Well, that's certainly intimidating. Our data is in there somewhere though (as shown in bold), we just need to extract it. We want to find all of the href’s in our ‘soup’ so fairly intuitively we can just use BeautifulSoups find_all method. How convenient. The only information we want to extract from here are the a elements (the a tag is used to define hyperlinks, a complete list of HTML tags can be found here). We then want to make use of the get method to extract the href from inside each a tag. We can print the first 5 URLs by running the following code:

links = []
for link in soup.find_all('a'):
links.append(link.get('href'))
print(links[100:105])
...['/recipes/pasta-recipes/beautiful-courgette-penne-carbonara/', '/recipes/vegetable-recipes/roasted-black-bean-burgers/', '/recipes/chicken-recipes/chicken-tofu-noodle-soup/', '/recipes/chicken-recipes/chicken-katsu-curry/',
'/recipes/salmon-recipes/roasted-salmon-artichokes/']

Perfect, that worked great. Well… kinda, there is a reason I chose to print from 100 to 105. There are a lot of elements in this list that aren’t URLs for recipes, for example /videos/ or /recipes/category/course/healthy-snack-ideas/ . However, we can make use of the Pandas series.str.contains to see if a pattern or regex is contained within a string of the Series.

# Filtering the urls to only ones containing recipes 
import pandas as pd
recipe_urls = pd.Series([a.get("href") for a in soup.find_all("a")])
recipe_urls = recipe_urls[(recipe_urls.str.count(“-”)>0) & (recipe_urls.str.contains(“/recipes/”)==True) & (recipe_urls.str.contains(“-recipes/”)==True) & (recipe_urls.str.contains(“course”)==False) & (recipe_urls.str.contains(“books”)==False) & (recipe_urls.str.endswith(“recipes/”)==False)].unique()
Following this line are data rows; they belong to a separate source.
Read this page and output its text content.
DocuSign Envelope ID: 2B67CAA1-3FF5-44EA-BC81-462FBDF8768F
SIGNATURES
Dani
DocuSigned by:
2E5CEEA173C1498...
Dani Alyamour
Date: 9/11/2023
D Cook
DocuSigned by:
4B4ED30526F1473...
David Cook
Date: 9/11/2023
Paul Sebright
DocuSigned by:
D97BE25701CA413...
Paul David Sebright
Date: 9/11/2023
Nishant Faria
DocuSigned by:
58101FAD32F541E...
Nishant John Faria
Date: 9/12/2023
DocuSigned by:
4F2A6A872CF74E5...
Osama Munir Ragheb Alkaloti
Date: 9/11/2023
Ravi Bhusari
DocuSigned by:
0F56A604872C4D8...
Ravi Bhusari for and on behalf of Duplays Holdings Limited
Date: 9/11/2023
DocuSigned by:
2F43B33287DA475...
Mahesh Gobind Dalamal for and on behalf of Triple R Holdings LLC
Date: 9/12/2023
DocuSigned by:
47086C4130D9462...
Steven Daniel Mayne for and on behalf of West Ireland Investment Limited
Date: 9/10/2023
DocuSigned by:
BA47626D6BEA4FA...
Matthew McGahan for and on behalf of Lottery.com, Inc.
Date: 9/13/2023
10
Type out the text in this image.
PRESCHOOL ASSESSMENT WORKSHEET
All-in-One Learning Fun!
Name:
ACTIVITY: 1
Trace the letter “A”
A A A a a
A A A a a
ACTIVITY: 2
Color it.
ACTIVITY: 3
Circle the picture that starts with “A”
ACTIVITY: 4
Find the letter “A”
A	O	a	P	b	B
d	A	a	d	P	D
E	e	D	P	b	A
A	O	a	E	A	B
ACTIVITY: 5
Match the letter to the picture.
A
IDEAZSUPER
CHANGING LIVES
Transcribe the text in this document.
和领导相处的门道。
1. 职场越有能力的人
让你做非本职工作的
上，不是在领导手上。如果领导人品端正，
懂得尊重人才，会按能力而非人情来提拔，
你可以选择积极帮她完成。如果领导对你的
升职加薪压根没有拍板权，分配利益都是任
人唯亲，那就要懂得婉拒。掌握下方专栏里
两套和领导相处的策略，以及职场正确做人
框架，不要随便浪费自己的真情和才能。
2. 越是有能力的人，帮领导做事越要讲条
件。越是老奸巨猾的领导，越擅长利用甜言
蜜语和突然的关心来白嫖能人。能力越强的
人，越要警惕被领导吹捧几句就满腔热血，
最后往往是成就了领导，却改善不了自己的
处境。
This piece of code makes convenient use of list comprehensions, then we filter the URLs a little bit e.g. all of the recipes contain at least 1 ‘-’ so we only take hrefs with count(“-”)>0 .

The hrefs we have obtained are only the trail end of each URL so we finally just need to add in the start of the full URL to all these items.

df[‘recipe_urls’] = “https://www.jamieoliver.com" + df[‘recipe_urls’].astype(‘str’)

Step 2

We now have 858 URLs to the different recipe pages, so let's just pick one and figure what data we want to collect from each page. From there we then generalize and automate the process. I’m a big pasta guy so let's look at some Beautiful courgette carbonara. I want to extract the recipe title, ingredients, number of people it serves, cooking time, and difficulty. I’m conscious of repeating myself so I will just walk through getting the recipe title and ingredients (the most faffy one). As per usual, the inspecting element tool is our friend. If we inspect the title on the page we find the HTML:

<h1 class=”hidden-xs”>Beautiful courgette carbonara</h1>

<h1> tags are used to define HTML headings. Therefore, to get the main webpage title we can just do the following:

url = 'https://www.jamieoliver.com/recipes/pasta-recipes/beautiful-courgette-penne-carbonara/'
soup = BeautifulSoup(requests.get(url).content, 'html.parser')
print(soup.find(‘h1’).text.strip())
# Beautiful courgette carbonara

The find method allows us to just obtain the first <h1> tag rather than all of them (find_all). I then used .strip() to remove all the leading and trailing spaces from the string.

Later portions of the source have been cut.